How many of these software quality mechanisms are available to genetic engineers? Code inspection is moot when we don’t even know how genes normally interact with one another; how can we possibly tell by inspection if an artificial gene will interfere with the “legacy” code?
What about the engineering process? It seems to me that GM is akin to assembly programming circa 1960s. The state-of-the-art in genetic engineering is nowhere near even Fortran, let alone modern object oriented languages.
Can today’s genetic engineers demonstrate a rigorous verification regime, given the reality that complex software programs are inherently untestable?
We should pay much closer attention to the genes-as-software analogy. Some fear GM products because they are unnatural; others because they are dominated by big business and a mad rush to market. I simply say let’s slow down until we’re sure we know what we're doing.
Maybe genetic engineering experts (I admit I am not one) could comment on ways that GM products might be made safe-by-design, to provide deeper assurance of safety than mere testing provides.

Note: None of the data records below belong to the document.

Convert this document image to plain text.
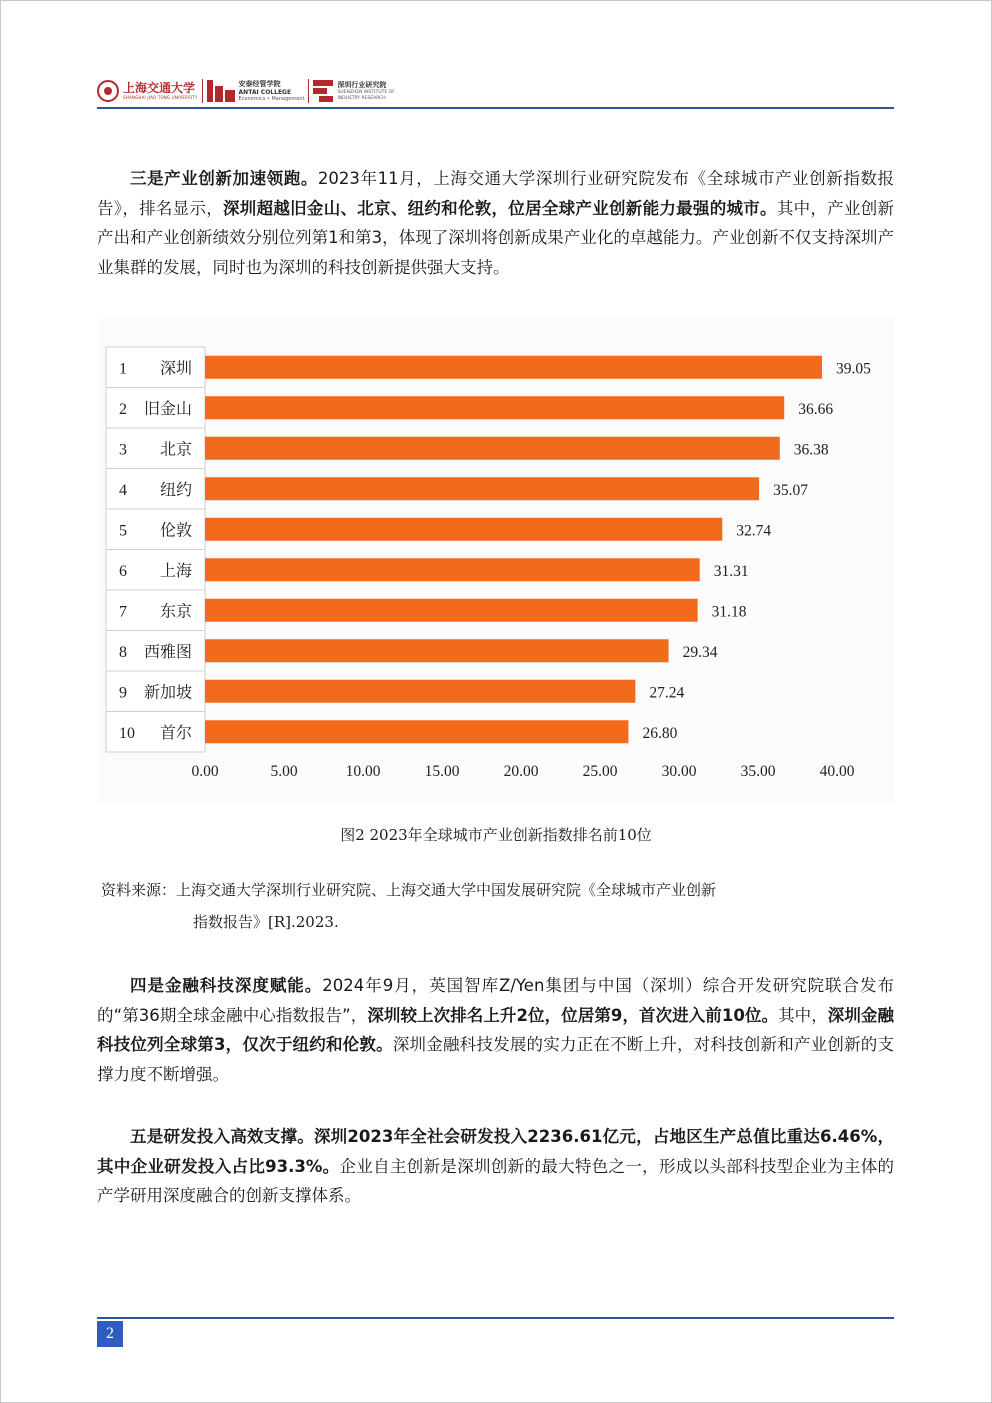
上海交通大学
SHANGHAI JIAO TONG UNIVERSITY
安泰经管学院
ANTAI COLLEGE
Economics • Management
深圳行业研究院
SHENZHEN INSTITUTE OF
INDUSTRY RESEARCH

三是产业创新加速领跑。2023年11月，上海交通大学深圳行业研究院发布《全球城市产业创新指数报告》，排名显示，深圳超越旧金山、北京、纽约和伦敦，位居全球产业创新能力最强的城市。其中，产业创新产出和产业创新绩效分别位列第1和第3，体现了深圳将创新成果产业化的卓越能力。产业创新不仅支持深圳产业集群的发展，同时也为深圳的科技创新提供强大支持。

1 深圳	39.05
2 旧金山	36.66
3 北京	36.38
4 纽约	35.07
5 伦敦	32.74
6 上海	31.31
7 东京	31.18
8 西雅图	29.34
9 新加坡	27.24
10 首尔	26.80
0.00	5.00	10.00	15.00	20.00	25.00	30.00	35.00	40.00
图2 2023年全球城市产业创新指数排名前10位
资料来源：上海交通大学深圳行业研究院、上海交通大学中国发展研究院《全球城市产业创新
指数报告》[R].2023.

四是金融科技深度赋能。2024年9月，英国智库Z/Yen集团与中国（深圳）综合开发研究院联合发布的“第36期全球金融中心指数报告”，深圳较上次排名上升2位，位居第9，首次进入前10位。其中，深圳金融科技位列全球第3，仅次于纽约和伦敦。深圳金融科技发展的实力正在不断上升，对科技创新和产业创新的支撑力度不断增强。

五是研发投入高效支撑。深圳2023年全社会研发投入2236.61亿元，占地区生产总值比重达6.46%，其中企业研发投入占比93.3%。企业自主创新是深圳创新的最大特色之一，形成以头部科技型企业为主体的产学研用深度融合的创新支撑体系。

2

I read about GM bananas in New Yorker recently. Researchers assure us that because bananas are sterile, even if engineering does introduce a fault into the gennome, it won't be able to leave the plan and get into any progeny. But that argument assumes that the entire plant is still behaving normally. Because every gene potentially touches every other gene, who's to say that the GM organism is still perfectly predictable?

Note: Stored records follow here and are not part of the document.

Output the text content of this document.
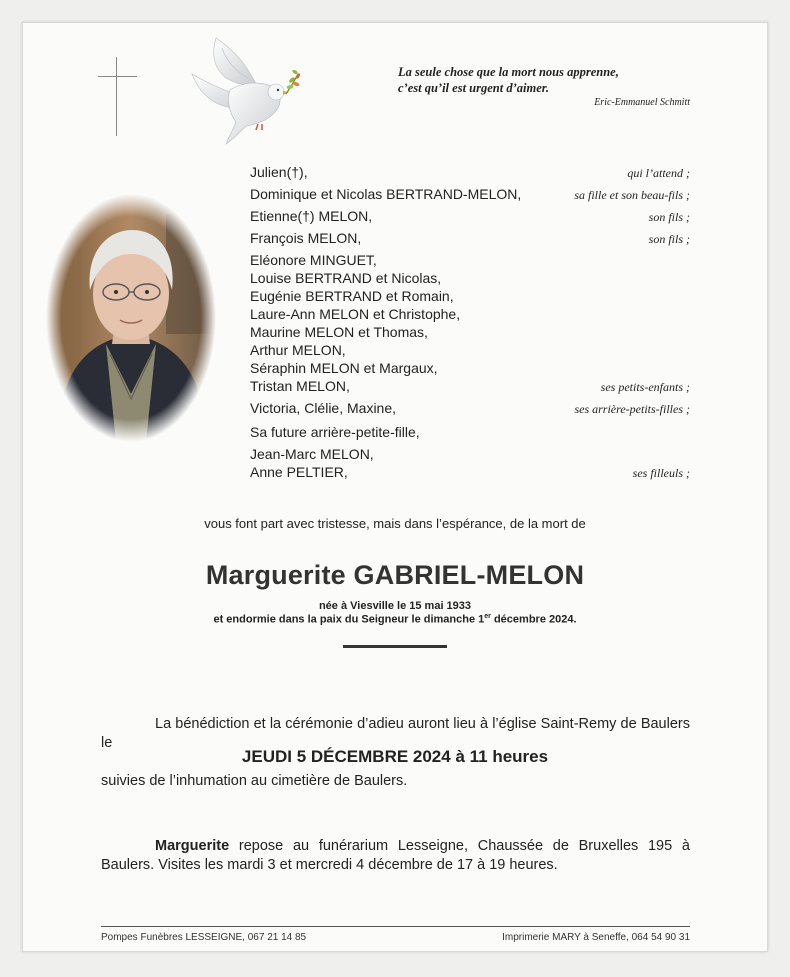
La seule chose que la mort nous apprenne,
c’est qu’il est urgent d’aimer.
Eric-Emmanuel Schmitt
Julien(†),	qui l’attend ;
Dominique et Nicolas BERTRAND-MELON,	sa fille et son beau-fils ;
Etienne(†) MELON,	son fils ;
François MELON,	son fils ;
Eléonore MINGUET,
Louise BERTRAND et Nicolas,
Eugénie BERTRAND et Romain,
Laure-Ann MELON et Christophe,
Maurine MELON et Thomas,
Arthur MELON,
Séraphin MELON et Margaux,
Tristan MELON,	ses petits-enfants ;
Victoria, Clélie, Maxine,	ses arrière-petits-filles ;
Sa future arrière-petite-fille,
Jean-Marc MELON,
Anne PELTIER,	ses filleuls ;
vous font part avec tristesse, mais dans l’espérance, de la mort de
Marguerite GABRIEL-MELON
née à Viesville le 15 mai 1933
et endormie dans la paix du Seigneur le dimanche 1er décembre 2024.
La bénédiction et la cérémonie d’adieu auront lieu à l’église Saint-Remy de Baulers le
JEUDI 5 DÉCEMBRE 2024 à 11 heures
suivies de l’inhumation au cimetière de Baulers.
Marguerite repose au funérarium Lesseigne, Chaussée de Bruxelles 195 à Baulers. Visites les mardi 3 et mercredi 4 décembre de 17 à 19 heures.
Pompes Funèbres LESSEIGNE, 067 21 14 85	Imprimerie MARY à Seneffe, 064 54 90 31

Again, I am not being paranoid here, I'm just saying that the job of verifying software is really tough, and the software profession has learned the hard way to be very careful with the assumptions it makes about program correctness and verifying correctness.
Point taken about the lack of assurance that GMO are safe since we still don't very fully understand how any genome works.
But what is "so incredibly different" between you and a worm??!!!?? You both have social lives, sex lives, private lives, toileting requirements, health considerations, dietary needs, sexual reproduction, jobs, emotional responses, energy levels. I suppose worms don't write blogs, drive Subarus, shop at Woolworths, pray to Jesus, Speak English with an accent, or listen to One Direction, but those are all recent developments in evolutionary terms. None of them mean anything more than a peacock's feathers mean to a peacock, in the context of the genome.
And the turnip... 50% similar? That sounds about right. You share a common ancestor. You share millions of years of grandparents. Turnips don't dance or write with ballpoint pens, but they have families and they have aspirations. They have the will to power. Compared to a piece of granite, a turnip is an amazing thing.
Certainly One Direction is all peacock feathers; their appeal is a case study in sexual selection.
But from a software developer's perspective, are you not surprised that with just 20% extra lines of code, the nematode was upgraded to be able to speak, write, drive, pray, shop and bop?
If the explanation lies in the newly discovered switching role of junk DNA, and if genes are switched on and off by bits of code spread across the genome, then I don't know how genetic engineers are able to predict the effects of gene splicing. And predict they must. My thesis is that, like software, black box testing of GMOs cannot be sufficient; we need to also perform the equivalent of code inspection, yet the fundamentals of the programming language are not yet understood.
Who's to say that arbitrary changes to a turnip's genome might not change its will to power into something more? Turnip the volume!